Les lendemains

Publié le 26 Mars 2026

Les lendemains

Amande voit sa vie basculer du jour au lendemain. Elle perd son compagnon et son bébé à naître en l'espace de quelques heures. Elle rassemble quelques affaires et loue une petite maison dans un coin de campagne reculé pour vivre son chagrin. Dehors le soleil brille mais elle n'a plus le goût de rien. Lorsqu'elle tombe par hasard sur les calendriers de l'ancienne propriétaire, Mme Hugues, elle décide pourtant, petit à petit, en suivant les annotions manuscrites, de redonner vie au vieux jardin abandonné. Au fil des mois, elle va puiser dans ce contact avec la terre, la lumière, la force de s'ouvrir aux rencontres et aux promesses d'avenir. C'est un récit bouleversant, subtil et plein d'émotions, qui fait du bien. Mélissa Da Costa, dont j'avais déjà lu et apprécié Tout le bleu du ciel, m'a une nouvelle fois conquise par une lecture qu'on pourrait qualifier de feel good tout en étant de bonne qualité littéraire. Il y est question de lendemains. De ceux qui déchantent, qui blessent profondément, qu'on ne peut affronter. Mélissa Da Costa nous chuchote pourtant qu'un battement d'aile de papillon, malgré le silence assourdissant des êtres qui nous manquent, peut permettre d'enclencher la reconquête de soi. Pas à pas, grâce à des gens (sa belle-famille, la fille de l'ancienne propriétaire, les jeunes de la MJC), des animaux (un chat gris notamment), des végétaux, reviennent des plaisirs : le goût de jardiner, de cuisiner, de fabriquer et allumer des bougies, etc. Mélissa Da Costa souligne avec empathie et justesse le nécessaire besoin de temps qu'implique une épreuve de vie telle que le deuil. Y sont d'ailleurs évoqués les émouvants cheminements, forcément différents, de la maman et du papa de Benjamin. On souffre avec eux. On suffoque. Et puis, tel un bourgeon réchauffé par les rayons du soleil, on reprend son souffle. On laisse entrer ce qui vient. On célèbre. On partage. On laisse partir... et on chemine vers demain.

 

J'ai laissé entrer un papillon. C'était une erreur. Je voulais simplement laisser entrer un rayon de soleil. Un seul. J'ai entrouvert les volets qui ont grincé d'un air lugubre et le papillon s'est glissé dans ma salle à vivre, sans crier gare. Un papillon, c’est beaucoup trop de vie d’un coup. Des mouvements, de la couleur, une présence… J’étais prête à accueillir un rayon, un seul rayon de l’astre maudit, mais un papillon, non…

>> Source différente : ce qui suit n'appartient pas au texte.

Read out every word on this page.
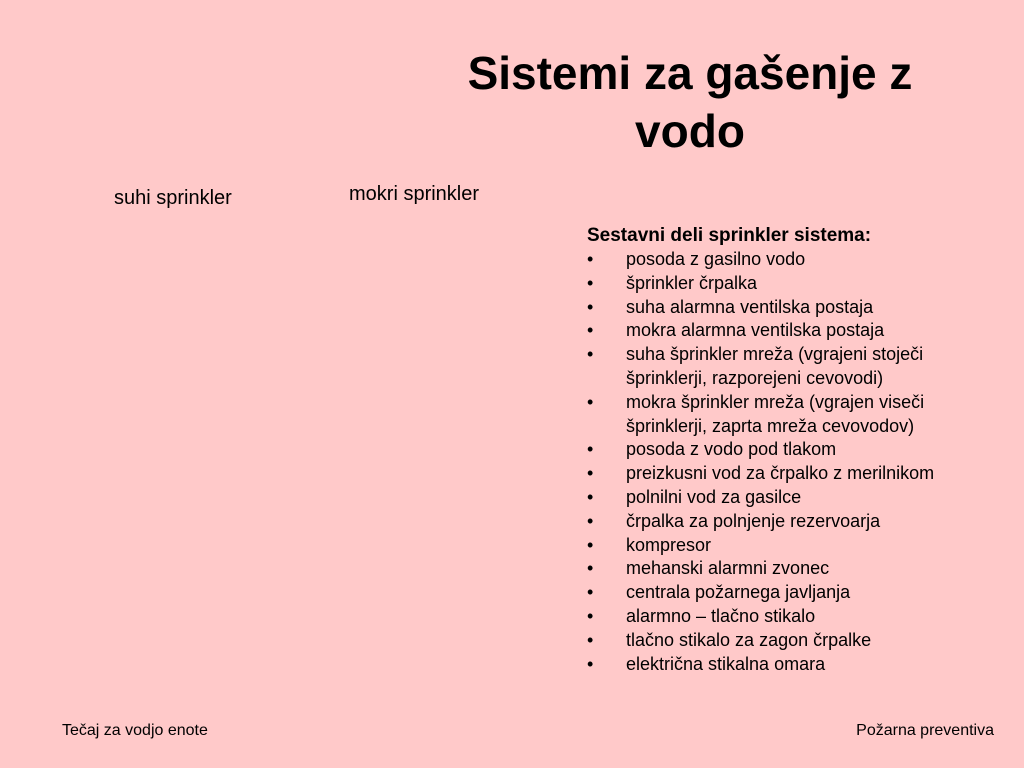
Sistemi za gašenje z vodo
suhi sprinkler	mokri sprinkler

Sestavni deli sprinkler sistema:

• posoda z gasilno vodo
• šprinkler črpalka
• suha alarmna ventilska postaja
• mokra alarmna ventilska postaja
• suha šprinkler mreža (vgrajeni stoječi šprinklerji, razporejeni cevovodi)
• mokra šprinkler mreža (vgrajen viseči šprinklerji, zaprta mreža cevovodov)
• posoda z vodo pod tlakom
• preizkusni vod za črpalko z merilnikom
• polnilni vod za gasilce
• črpalka za polnjenje rezervoarja
• kompresor
• mehanski alarmni zvonec
• centrala požarnega javljanja
• alarmno – tlačno stikalo
• tlačno stikalo za zagon črpalke
• električna stikalna omara
Tečaj za vodjo enote	Požarna preventiva
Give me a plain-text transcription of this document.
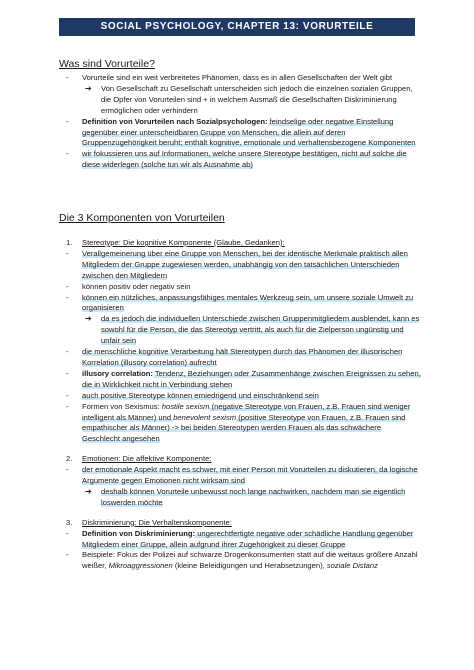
SOCIAL PSYCHOLOGY, CHAPTER 13: VORURTEILE
Was sind Vorurteile?

- Vorurteile sind ein weit verbreitetes Phänomen, dass es in allen Gesellschaften der Welt gibt

➔ Von Gesellschaft zu Gesellschaft unterscheiden sich jedoch die einzelnen sozialen Gruppen, die Opfer von Vorurteilen sind + in welchem Ausmaß die Gesellschaften Diskriminierung ermöglichen oder verhindern

- Definition von Vorurteilen nach Sozialpsychologen: feindselige oder negative Einstellung gegenüber einer unterscheidbaren Gruppe von Menschen, die allein auf deren Gruppenzugehörigkeit beruht; enthält kognitive, emotionale und verhaltensbezogene Komponenten

- wir fokussieren uns auf Informationen, welche unsere Stereotype bestätigen, nicht auf solche die diese widerlegen (solche tun wir als Ausnahme ab)

Die 3 Komponenten von Vorurteilen

1. Stereotype: Die kognitive Komponente (Glaube, Gedanken):

- Verallgemeinerung über eine Gruppe von Menschen, bei der identische Merkmale praktisch allen Mitgliedern der Gruppe zugewiesen werden, unabhängig von den tatsächlichen Unterschieden zwischen den Mitgliedern

- können positiv oder negativ sein

- können ein nützliches, anpassungsfähiges mentales Werkzeug sein, um unsere soziale Umwelt zu organisieren

➔ da es jedoch die individuellen Unterschiede zwischen Gruppenmitgliedern ausblendet, kann es sowohl für die Person, die das Stereotyp vertritt, als auch für die Zielperson ungünstig und unfair sein

- die menschliche kognitive Verarbeitung hält Stereotypen durch das Phänomen der illusorischen Korrelation (illusory correlation) aufrecht

- illusory correlation: Tendenz, Beziehungen oder Zusammenhänge zwischen Ereignissen zu sehen, die in Wirklichkeit nicht in Verbindung stehen

- auch positive Stereotype können erniedrigend und einschränkend sein

- Formen von Sexismus: hostile sexism (negative Stereotype von Frauen, z.B. Frauen sind weniger intelligent als Männer) und benevolent sexism (positive Stereotype von Frauen, z.B. Frauen sind empathischer als Männer) -> bei beiden Stereotypen werden Frauen als das schwächere Geschlecht angesehen

2. Emotionen: Die affektive Komponente:

- der emotionale Aspekt macht es schwer, mit einer Person mit Vorurteilen zu diskutieren, da logische Argumente gegen Emotionen nicht wirksam sind

➔ deshalb können Vorurteile unbewusst noch lange nachwirken, nachdem man sie eigentlich loswerden möchte

3. Diskriminierung: Die Verhaltenskomponente:

- Definition von Diskriminierung: ungerechtfertigte negative oder schädliche Handlung gegenüber Mitgliedern einer Gruppe, allein aufgrund ihrer Zugehörigkeit zu dieser Gruppe

- Beispiele: Fokus der Polizei auf schwarze Drogenkonsumenten statt auf die weitaus größere Anzahl weißer, Mikroaggressionen (kleine Beleidigungen und Herabsetzungen), soziale Distanz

La mélancolie c’est le bonheur d’être triste.

Je prendrai la bière que Julie me tendra, je la laisserai m'enivrai en douceur, et puis je ferai danser Richard sur la piste que les gens auront improvisée. Nous danserons tous les deux avec nos pieds maladroits et nos cœurs douloureux, mais nous ne serons pas seuls. Nous serons tous les deux avec notre amour pour toi, un amour à en crever, encore et encore, pour faire honneur à la lumière que tu as laissée derrière toi.